Evaluation: Set aside a portion of your dataset for validation and testing. This will allow you to evaluate the performance of the fine-tuned model and make adjustments as needed.
Fine-tuning a model in this way should help you achieve your goal of correlating educational content with alternative standards. Keep in mind that you might need to experiment with different formats, fine-tuning tasks, and model architectures to achieve the best results.
Apologies for the late reply, was off the grid for much of the weekend!
This is a really interesting response, appreciate it! It’ll be a lot of work to get the new data for this, but it seems like a really good way to go. Thanks again!!
Great thread to understand usage of embeddings vs fine-tuning (FT) - thank you very much @curt.kennedy , @AgusPG and others.

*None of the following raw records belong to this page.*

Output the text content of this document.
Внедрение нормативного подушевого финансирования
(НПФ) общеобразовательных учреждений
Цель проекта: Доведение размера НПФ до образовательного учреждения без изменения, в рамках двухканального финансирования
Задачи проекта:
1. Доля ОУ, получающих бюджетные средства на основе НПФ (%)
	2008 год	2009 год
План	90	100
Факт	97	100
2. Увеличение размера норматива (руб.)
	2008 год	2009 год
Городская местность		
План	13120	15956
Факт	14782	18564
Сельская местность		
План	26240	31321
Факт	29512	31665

I want to build a Fine Tuning model that can do the following for unseen Articles:
Classify the category of the article based on a summary of the article. I have 1000s of prompt-completion examples (summary+category) to train an FT model for this.
Extract citations / references from the article. I can create training data pairs by using paragraphs from sample articles that includes a citation (prompt) + the citation itself (completion).

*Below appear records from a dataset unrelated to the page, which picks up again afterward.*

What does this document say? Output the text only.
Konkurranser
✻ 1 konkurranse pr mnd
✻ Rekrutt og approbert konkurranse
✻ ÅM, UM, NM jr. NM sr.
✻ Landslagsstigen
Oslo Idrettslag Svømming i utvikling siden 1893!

Identify keywords - I can create training data for this by giving key parts of article (prompt) + keywords (completion). Note that the articles themselves are much larger than the FT limit of 2048 so can’t be fed in.
**QUESTION: ** - Can I train a single FT model to do all of the above, or do I need to create 3 separate FT models? Or is there another approach I should consider?

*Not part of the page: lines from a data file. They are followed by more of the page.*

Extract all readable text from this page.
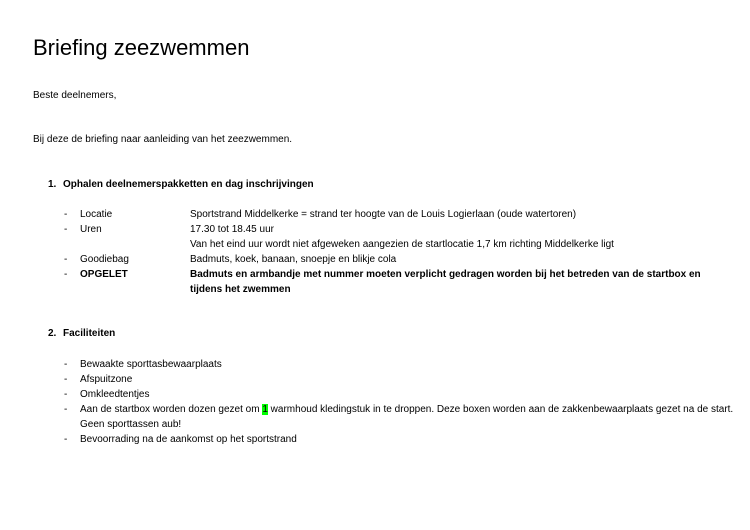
Briefing zeezwemmen
Beste deelnemers,
Bij deze de briefing naar aanleiding van het zeezwemmen.
1. Ophalen deelnemerspakketten en dag inschrijvingen
- Locatie	Sportstrand Middelkerke = strand ter hoogte van de Louis Logierlaan (oude watertoren)
- Uren	17.30 tot 18.45 uur
Van het eind uur wordt niet afgeweken aangezien de startlocatie 1,7 km richting Middelkerke ligt
- Goodiebag	Badmuts, koek, banaan, snoepje en blikje cola
- OPGELET	Badmuts en armbandje met nummer moeten verplicht gedragen worden bij het betreden van de startbox en
tijdens het zwemmen
2. Faciliteiten
- Bewaakte sporttasbewaarplaats
- Afspuitzone
- Omkleedtentjes
- Aan de startbox worden dozen gezet om 1 warmhoud kledingstuk in te droppen. Deze boxen worden aan de zakkenbewaarplaats gezet na de start.
Geen sporttassen aub!
- Bevoorrading na de aankomst op het sportstrand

- Would a few 100 training examples be enough for items 2 and 3 above?
Also any other advice would be gratefully received **
I don’t think a fine-tune will work for this. How will the AI “learn” of unknown or unseen citations? It can’t do this. You are better off with normal code pulling out the citations.
I would avoid a fine-tune here too. Create some sort of “word rarity index” and put all the rare words as keywords.
Re the citations, they have a very specific format such as:
[2023] ABCD 123 Full title of the article, but of course the year varies, the ‘ABCD’ can have one of 6 pre-set values, the 123 can be any number and the full title also varies. I was thinking of giving it 100s of such citations (making sure I include at least 20 versions of those 6 pre-set ‘ABDC’ values) so that it could recognise the pattern. A sample prompt would be something like:
prompt
“The matter under discussion related to a previous project, documented under [2021] IECD 79 Company A - Manual Handling of Loads, that included guidelines for handling goods on pallets.”
completion
[2021] IECD 79 Company A - Manual Handling of Loads
I thought this would work similarly to sentiment classification for Customer reviews, whereby a model trained with a few hundred sample reviews can classify unseen reviews correctly even if they contain phrases that were never seen in training e.g. “Assembling the tent was a complete fiasco” → negative.
@curt.kennedy thanks very much for the screenshot - I’ll try this approach.
I had tried including in the prompt instructions about the format (“the format is the year in square brackets followed by 1 of these acronyms - ABCD, etc - followed by a number and a title”), and giving it 2 example citations ("…for example, “[2021] IECD 79 Company A - Manual Handling of Loads” or “[2004] IDCD 79 Company B - Stacking Shelves in Retail”, and it got most of the citations, but still missing some every time. I didn’t put those examples in context as you have, so I will try that now - thank you!!
For OpenAI, I do not fine tune; I use prompt engineering and embedding retrieval.
However, for the custom query language I’m working with (which wasn’t on the web in 2021) the models aren’t smart enough to understand all nuances of the language using only prompting, so I have to use fine tuning there. However, when I tried fine tuning davinci, it didn’t perform very well, so I’m now using a fine tuned MPT-7B model for this special case.